PARENTS

Toddler Tales: Mum's The Word

20/03/2012 15:00 | Updated 22 May 2015
Diana, star of Toddler Tales on Parentdish.co.ukMummy's girl?

I've been feeling rather smug lately. Diana, having mastered the word "Ma" several weeks ago, has since started saying "Mama," "Mummy," and even "Mommy" (my American influence still, occasionally, prevails).

D says these words a lot, so much, in fact, that I thought D might be entering a particularly lovely phase of mummy worship.

Until D's father turned to me this weekend and said: "You know, I don't think Diana actually knows what "Mama" means. I think she just uses that word anytime she wants someone to do her bidding for her."

Note to Diana's Daddy: These are not the words a mother wants or needs to hear.

Especially not on Mother's Day.

Particularly not when he has a point.

Diana – unquestionably – knows me, and she knows me as "Momma."

However, that doesn't stop her employing the word for about a hundred different uses.

Whenever D needs help with something, she will shout "Mama."

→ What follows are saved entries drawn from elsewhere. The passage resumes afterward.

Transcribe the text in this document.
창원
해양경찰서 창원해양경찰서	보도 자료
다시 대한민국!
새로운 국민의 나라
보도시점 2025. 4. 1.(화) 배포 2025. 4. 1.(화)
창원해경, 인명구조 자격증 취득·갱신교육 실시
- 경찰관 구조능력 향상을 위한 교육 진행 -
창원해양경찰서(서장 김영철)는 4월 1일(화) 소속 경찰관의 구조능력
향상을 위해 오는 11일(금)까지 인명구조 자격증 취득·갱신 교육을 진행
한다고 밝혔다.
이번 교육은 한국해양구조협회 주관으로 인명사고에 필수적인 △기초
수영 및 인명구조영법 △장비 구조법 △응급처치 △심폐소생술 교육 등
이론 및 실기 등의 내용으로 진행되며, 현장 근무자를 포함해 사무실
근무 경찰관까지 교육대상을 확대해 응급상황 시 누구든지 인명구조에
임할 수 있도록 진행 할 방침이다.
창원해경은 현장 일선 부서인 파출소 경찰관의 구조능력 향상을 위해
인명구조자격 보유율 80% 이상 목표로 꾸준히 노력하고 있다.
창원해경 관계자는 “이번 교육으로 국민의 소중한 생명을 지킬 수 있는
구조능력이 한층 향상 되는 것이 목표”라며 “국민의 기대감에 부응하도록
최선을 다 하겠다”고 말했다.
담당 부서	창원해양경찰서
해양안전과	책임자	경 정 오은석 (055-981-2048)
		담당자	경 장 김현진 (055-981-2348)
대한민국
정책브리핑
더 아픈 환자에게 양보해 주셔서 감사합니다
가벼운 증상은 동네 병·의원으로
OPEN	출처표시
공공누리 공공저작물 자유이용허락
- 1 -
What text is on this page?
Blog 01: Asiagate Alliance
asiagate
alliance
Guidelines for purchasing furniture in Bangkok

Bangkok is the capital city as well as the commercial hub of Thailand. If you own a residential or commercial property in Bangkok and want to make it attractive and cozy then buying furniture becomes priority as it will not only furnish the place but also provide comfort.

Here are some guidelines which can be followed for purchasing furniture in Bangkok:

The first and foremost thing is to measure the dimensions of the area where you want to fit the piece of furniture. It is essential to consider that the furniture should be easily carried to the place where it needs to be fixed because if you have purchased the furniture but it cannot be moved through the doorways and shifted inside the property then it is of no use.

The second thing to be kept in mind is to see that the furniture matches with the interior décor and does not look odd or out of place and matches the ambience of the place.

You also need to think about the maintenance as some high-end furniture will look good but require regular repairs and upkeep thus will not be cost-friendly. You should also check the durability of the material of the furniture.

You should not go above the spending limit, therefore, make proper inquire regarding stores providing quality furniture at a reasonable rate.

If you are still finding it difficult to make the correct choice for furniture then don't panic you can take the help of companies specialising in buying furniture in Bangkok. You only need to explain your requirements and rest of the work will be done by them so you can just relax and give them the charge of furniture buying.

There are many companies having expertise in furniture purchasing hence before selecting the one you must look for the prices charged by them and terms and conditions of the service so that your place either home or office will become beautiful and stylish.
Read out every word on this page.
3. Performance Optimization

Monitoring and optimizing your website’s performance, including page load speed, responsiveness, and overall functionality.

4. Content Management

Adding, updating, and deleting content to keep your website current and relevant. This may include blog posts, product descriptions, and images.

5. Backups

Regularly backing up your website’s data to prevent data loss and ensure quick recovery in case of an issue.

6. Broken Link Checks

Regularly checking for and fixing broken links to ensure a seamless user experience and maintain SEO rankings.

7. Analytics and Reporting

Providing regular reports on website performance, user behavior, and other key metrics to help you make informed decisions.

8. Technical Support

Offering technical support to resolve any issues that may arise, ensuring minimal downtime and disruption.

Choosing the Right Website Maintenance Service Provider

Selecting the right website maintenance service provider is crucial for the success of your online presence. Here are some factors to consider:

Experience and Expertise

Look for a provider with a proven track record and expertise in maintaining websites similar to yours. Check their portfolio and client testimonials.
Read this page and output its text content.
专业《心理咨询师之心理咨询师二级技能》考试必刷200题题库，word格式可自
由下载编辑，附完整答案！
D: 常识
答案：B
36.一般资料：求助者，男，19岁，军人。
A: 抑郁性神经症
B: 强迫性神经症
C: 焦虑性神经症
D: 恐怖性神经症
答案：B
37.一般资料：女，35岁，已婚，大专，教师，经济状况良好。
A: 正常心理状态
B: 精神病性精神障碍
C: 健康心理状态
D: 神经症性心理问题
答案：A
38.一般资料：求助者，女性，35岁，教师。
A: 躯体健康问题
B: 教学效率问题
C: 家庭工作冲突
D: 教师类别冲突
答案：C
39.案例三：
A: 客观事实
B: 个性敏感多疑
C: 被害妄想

Hunger pangs? "Mummy, mommy, mummy, mommy."

If she needs to reach something (usually a forbidden object), it's "MAMA!"

And when she does a poo, she will first point to her bottom, and say: "Butt" (I'm secretly rather thrilled that she can say this word and still doesn't know more typical toddler words like "juice" or "cat") before alerting whoever is present that the poo needs changing, with the magic word, "Ma."

So D's use of the various forms of the word for mother definitely have multiple meanings, mostly – as D's daddy rightly pointed out – to do with the series of servile tasks I perform for her on a daily basis.

"Mama," roughly translated, means "Help, now, clean, feed, comfort, wash, give me, love you, mother," all at the same time.

D also uses the term "Mama" to describe objects associated with me: my handbag, my hair brush, my scarf. Although, rather swiftly, those items cease to be called "Mummy" and are renamed D's other favourite word: "Mine!"

Now, D knows the difference between Mama and Dada and in our house, Dada is still the rock god to D's besotted groupie. When she says the word "Daddy!" (or "Dada!"), it's always uttered as an excited, breathless exclamation, and is still accompanied by bouncing, foot stomping and/or glass-breaking squeals of delight.

But one day the other week, in a strange turn of events, Diana started trailing Dada around the house (actually rather typical), tugging at his sleeve and asking him to do things for her by repeating, "Mama, mama, mama" (that's the weird bit).

"I'm 'Dada,'" he explained. "Daddy. Dada."

"Momma, mummy, ma!" she screamed back at him, still tugging at his shirt.

Crestfallen, D's father, who assumed he was firmly on the pedestal of hero worship for the rest of time (which, to be honest, he still is), then turned to me and accused me of spending my day teaching D to forget the word "Daddy" and programme our child to say "Mama" on repeat instead.

Naturally. Because running after a toddler, shuffling her to various playdates and classes and trying to juggle house work and real work in the spare minutes that she's sleeping (while trying not to lose my mind), obviously gives me plenty of time to brainwash my child against her father.

Please. I love how much D loves her Dad, and she has every reason to be obsessed with him: He's a great dad, he loves her more than anything and he enjoys spending every minute he can with her (even if it's to teach her random cricket techniques).

Do I feel threatened? Nah. The hundred meanings of "Mama" say it all.